On children, the aim is agreement. If you can’t reach one, the Family Court can make Child Arrangements Orders (where the child lives, with whom they spend time, and when). There’s a standard pre-court step called a MIAM (Mediation Information and Assessment Meeting). It’s a legal requirement in most cases before issuing an application; exemptions apply (for example, where there is domestic abuse).
On finances, Rakesh gives a structured plan: full and frank disclosure, realistic settlement ranges, and tactical use of FDR (Financial Dispute Resolution) hearings. He will tell you what a judge is likely to do and cut out the fantasy numbers. If court is unavoidable, he keeps filings tight and deadlines met so momentum stays with you.
Personal and Business Immigration
Rakesh covers both individual and corporate immigration, and he stays on the right side of fast-moving Home Office rules.
For individuals: partner and family routes (Appendix FM), long residence, skilled and graduate switching, administrative review and appeals, indefinite leave to remain, and British citizenship (including “good character” and Life in the UK Test requirements). Immigration guidance updates frequently; he uses the latest UKVI policy so your evidence hits the mark the first time.
For businesses: sponsor licences (apply, maintain, renew), Certificates of Sponsorship (CoS), Skilled Worker route planning, and compliance reviews (mock audits, record-keeping, reporting via SMS). UKVI is strict: right-to-work checks must be done properly to avoid heavy civil penalties, and sponsor duties are policed. Rakesh sets up repeatable processes and trains your HR to reduce risk.
Client-Centred Approach
Rakesh treats every matter as its own project with clear scope, milestones, and reporting. Expect:
- Upfront strategy letter with objectives, risks, budget and decision points.
- Transparent fees (fixed where possible, otherwise staged estimates with triggers for review).
- Communication you can rely on: same-day acknowledgement, agreed update rhythm, and immediate escalation on critical developments.
- Regulatory hygiene: conflicts checks, confidentiality, complaints information and redress routes (including the Legal Ombudsman timelines) are all set out in writing, as required.

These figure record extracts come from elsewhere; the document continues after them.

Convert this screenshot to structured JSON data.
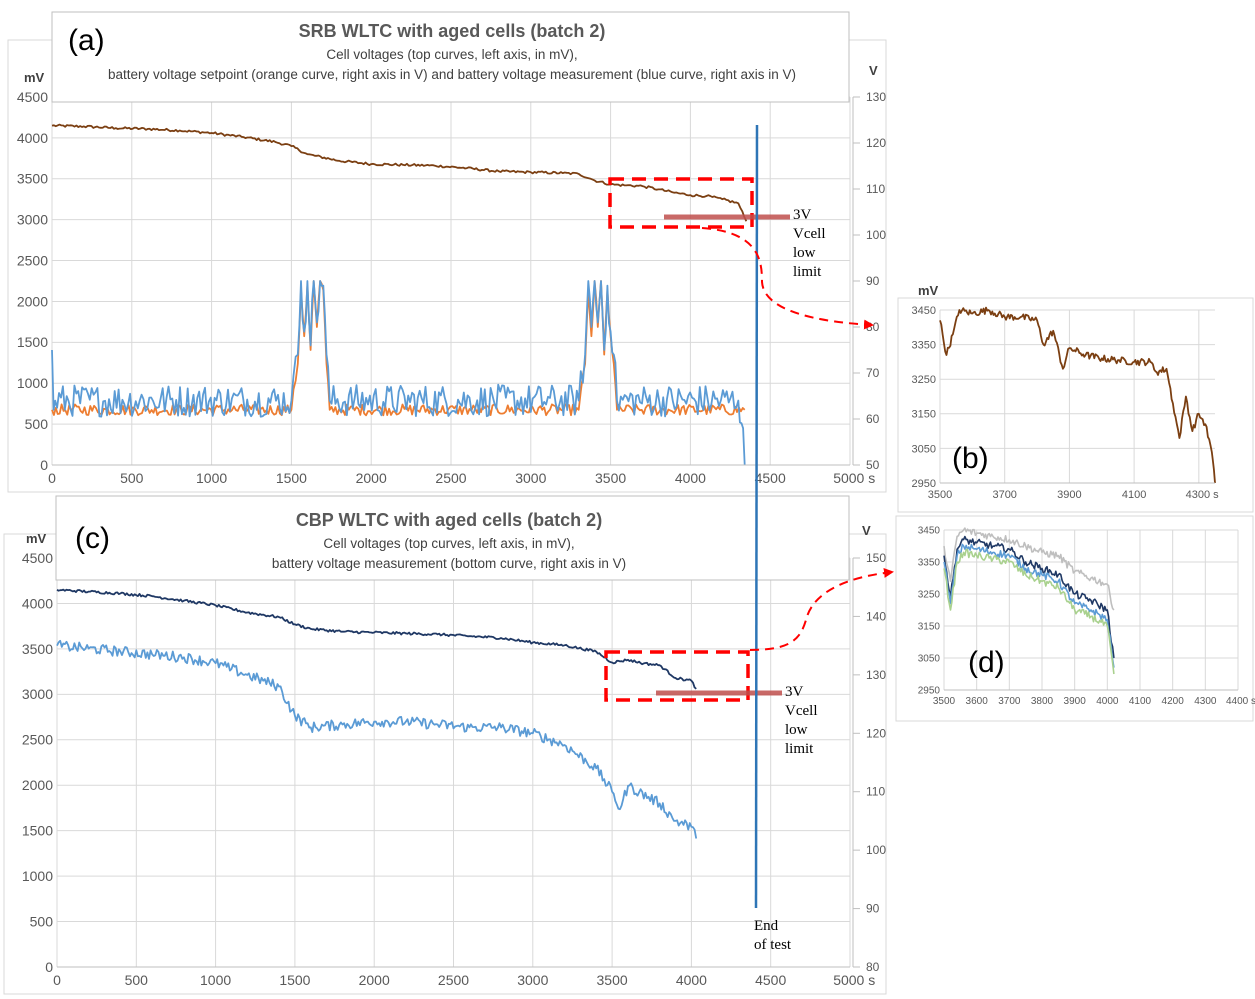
{
  "colors": {
    "cell_brown": "#7B3F12",
    "orange": "#ED7D31",
    "blue": "#5B9BD5",
    "dark_blue": "#1F3864",
    "green": "#A9D18E",
    "grey": "#BFBFBF",
    "red": "#FF0000",
    "marker": "#C0504D",
    "end_line": "#2E75B6",
    "axis_text": "#595959",
    "grid": "#D9D9D9"
  },
  "annotations": {
    "low_limit_a": [
      "3V",
      "Vcell",
      "low",
      "limit"
    ],
    "low_limit_c": [
      "3V",
      "Vcell",
      "low",
      "limit"
    ],
    "end_of_test": [
      "End",
      "of test"
    ]
  },
  "chart_data": [
    {
      "panel": "(a)",
      "type": "line",
      "title": "SRB WLTC with aged cells (batch 2)",
      "subtitle": [
        "Cell voltages (top curves, left axis, in mV),",
        "battery voltage setpoint (orange curve, right axis in V) and battery voltage measurement (blue curve, right axis in V)"
      ],
      "xlabel": "s",
      "ylabel": "mV",
      "y2label": "V",
      "xlim": [
        0,
        5000
      ],
      "ylim": [
        0,
        4500
      ],
      "y2lim": [
        50,
        130
      ],
      "xticks": [
        0,
        500,
        1000,
        1500,
        2000,
        2500,
        3000,
        3500,
        4000,
        4500,
        5000
      ],
      "yticks": [
        0,
        500,
        1000,
        1500,
        2000,
        2500,
        3000,
        3500,
        4000,
        4500
      ],
      "y2ticks": [
        50,
        60,
        70,
        80,
        90,
        100,
        110,
        120,
        130
      ],
      "grid": true,
      "series": [
        {
          "axis": "left",
          "color": "#7B3F12",
          "x": [
            0,
            200,
            400,
            600,
            800,
            1000,
            1200,
            1400,
            1500,
            1600,
            1800,
            2000,
            2200,
            2400,
            2600,
            2800,
            3000,
            3200,
            3300,
            3400,
            3500,
            3600,
            3700,
            3800,
            3900,
            4000,
            4100,
            4200,
            4300,
            4350
          ],
          "y": [
            4150,
            4140,
            4120,
            4110,
            4090,
            4060,
            4010,
            3950,
            3900,
            3800,
            3720,
            3680,
            3670,
            3660,
            3630,
            3590,
            3580,
            3570,
            3560,
            3480,
            3430,
            3420,
            3410,
            3370,
            3330,
            3300,
            3290,
            3250,
            3200,
            2980
          ]
        },
        {
          "axis": "right",
          "color": "#ED7D31",
          "x": [
            0,
            1500,
            1540,
            1560,
            1580,
            1600,
            1620,
            1640,
            1660,
            1680,
            1700,
            1720,
            1740,
            3300,
            3340,
            3360,
            3380,
            3400,
            3420,
            3440,
            3460,
            3480,
            3500,
            3520,
            3540,
            4340
          ],
          "y": [
            62,
            62,
            72,
            88,
            78,
            89,
            75,
            90,
            80,
            90,
            88,
            72,
            62,
            62,
            72,
            88,
            78,
            90,
            80,
            90,
            74,
            88,
            78,
            72,
            62,
            62
          ]
        },
        {
          "axis": "right",
          "color": "#5B9BD5",
          "x": [
            0,
            10,
            20,
            1500,
            1540,
            1560,
            1580,
            1600,
            1620,
            1640,
            1660,
            1680,
            1700,
            1720,
            1740,
            3300,
            3340,
            3360,
            3380,
            3400,
            3420,
            3440,
            3460,
            3480,
            3500,
            3520,
            3540,
            4300,
            4330,
            4340
          ],
          "y": [
            75,
            62,
            64,
            64,
            74,
            90,
            79,
            90,
            76,
            90,
            81,
            90,
            89,
            74,
            64,
            64,
            74,
            90,
            80,
            90,
            81,
            90,
            75,
            89,
            79,
            74,
            64,
            64,
            58,
            50
          ]
        }
      ]
    },
    {
      "panel": "(b)",
      "type": "line",
      "ylabel": "mV",
      "xlabel": "s",
      "xlim": [
        3500,
        4350
      ],
      "ylim": [
        2950,
        3450
      ],
      "xticks": [
        3500,
        3700,
        3900,
        4100,
        4300
      ],
      "yticks": [
        2950,
        3050,
        3150,
        3250,
        3350,
        3450
      ],
      "grid": true,
      "series": [
        {
          "color": "#7B3F12",
          "x": [
            3500,
            3520,
            3540,
            3560,
            3600,
            3650,
            3700,
            3750,
            3800,
            3820,
            3850,
            3880,
            3900,
            3950,
            4000,
            4050,
            4100,
            4150,
            4170,
            4200,
            4220,
            4240,
            4260,
            4280,
            4300,
            4320,
            4340,
            4350
          ],
          "y": [
            3420,
            3320,
            3380,
            3450,
            3440,
            3450,
            3430,
            3430,
            3420,
            3350,
            3390,
            3280,
            3340,
            3320,
            3310,
            3305,
            3300,
            3300,
            3270,
            3280,
            3180,
            3080,
            3200,
            3100,
            3150,
            3120,
            3040,
            2950
          ]
        }
      ]
    },
    {
      "panel": "(c)",
      "type": "line",
      "title": "CBP WLTC with aged cells (batch 2)",
      "subtitle": [
        "Cell voltages (top curves, left axis, in mV),",
        "battery voltage measurement (bottom curve, right axis in V)"
      ],
      "xlabel": "s",
      "ylabel": "mV",
      "y2label": "V",
      "xlim": [
        0,
        5000
      ],
      "ylim": [
        0,
        4500
      ],
      "y2lim": [
        80,
        150
      ],
      "xticks": [
        0,
        500,
        1000,
        1500,
        2000,
        2500,
        3000,
        3500,
        4000,
        4500,
        5000
      ],
      "yticks": [
        0,
        500,
        1000,
        1500,
        2000,
        2500,
        3000,
        3500,
        4000,
        4500
      ],
      "y2ticks": [
        80,
        90,
        100,
        110,
        120,
        130,
        140,
        150
      ],
      "grid": true,
      "series": [
        {
          "axis": "left",
          "color": "#1F3864",
          "x": [
            0,
            200,
            400,
            600,
            800,
            1000,
            1200,
            1400,
            1500,
            1600,
            1800,
            2000,
            2200,
            2400,
            2600,
            2800,
            3000,
            3200,
            3400,
            3500,
            3600,
            3700,
            3800,
            3900,
            4000,
            4030
          ],
          "y": [
            4150,
            4130,
            4110,
            4080,
            4030,
            3980,
            3900,
            3850,
            3770,
            3720,
            3690,
            3680,
            3670,
            3660,
            3640,
            3620,
            3570,
            3540,
            3470,
            3350,
            3380,
            3340,
            3320,
            3180,
            3150,
            3060
          ]
        },
        {
          "axis": "right",
          "color": "#5B9BD5",
          "x": [
            0,
            200,
            400,
            600,
            800,
            1000,
            1100,
            1200,
            1300,
            1400,
            1500,
            1600,
            1800,
            2000,
            2200,
            2400,
            2600,
            2800,
            3000,
            3200,
            3400,
            3500,
            3550,
            3600,
            3800,
            3900,
            4000,
            4030
          ],
          "y": [
            135,
            134.5,
            134,
            133.5,
            133,
            132,
            131,
            130,
            129,
            128,
            123,
            121,
            121.5,
            122,
            122,
            121.5,
            121,
            121,
            120,
            118,
            114,
            110,
            107,
            111,
            108,
            105,
            104,
            102
          ]
        }
      ]
    },
    {
      "panel": "(d)",
      "type": "line",
      "xlabel": "s",
      "xlim": [
        3500,
        4400
      ],
      "ylim": [
        2950,
        3450
      ],
      "xticks": [
        3500,
        3600,
        3700,
        3800,
        3900,
        4000,
        4100,
        4200,
        4300,
        4400
      ],
      "yticks": [
        2950,
        3050,
        3150,
        3250,
        3350,
        3450
      ],
      "grid": true,
      "series": [
        {
          "color": "#BFBFBF",
          "x": [
            3500,
            3520,
            3540,
            3560,
            3600,
            3650,
            3700,
            3750,
            3800,
            3850,
            3900,
            3950,
            4000,
            4020
          ],
          "y": [
            3400,
            3290,
            3430,
            3450,
            3440,
            3430,
            3420,
            3400,
            3380,
            3370,
            3320,
            3300,
            3280,
            3200
          ]
        },
        {
          "color": "#1F3864",
          "x": [
            3500,
            3520,
            3540,
            3560,
            3600,
            3650,
            3700,
            3750,
            3800,
            3850,
            3900,
            3950,
            4000,
            4020
          ],
          "y": [
            3370,
            3240,
            3390,
            3420,
            3410,
            3400,
            3390,
            3350,
            3330,
            3310,
            3250,
            3230,
            3200,
            3050
          ]
        },
        {
          "color": "#5B9BD5",
          "x": [
            3500,
            3520,
            3540,
            3560,
            3600,
            3650,
            3700,
            3750,
            3800,
            3850,
            3900,
            3950,
            4000,
            4020
          ],
          "y": [
            3350,
            3220,
            3370,
            3400,
            3390,
            3380,
            3370,
            3330,
            3310,
            3290,
            3220,
            3200,
            3170,
            3020
          ]
        },
        {
          "color": "#A9D18E",
          "x": [
            3500,
            3520,
            3540,
            3560,
            3600,
            3650,
            3700,
            3750,
            3800,
            3850,
            3900,
            3950,
            4000,
            4020
          ],
          "y": [
            3330,
            3200,
            3350,
            3380,
            3370,
            3360,
            3350,
            3310,
            3290,
            3270,
            3200,
            3180,
            3150,
            3000
          ]
        }
      ]
    }
  ]
}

If your position is weak, he’ll say so early. If it’s strong, he’ll press the advantage. Either way, you’ll know where you stand and what it will cost to move the needle.
About Rakesh
Outside practice, Rakesh contributes pro bono time to community matters and legal clinics. He’s active, plays volleyball, badminton, table tennis and cricket, and enjoys running, music and travel. He’s also a member of the Honourable Society of the Inner Temple – one of the four Inns of Court that promote legal education and professional standards in England and Wales. Membership reflects a commitment to advocacy, ethics and service to the legal community.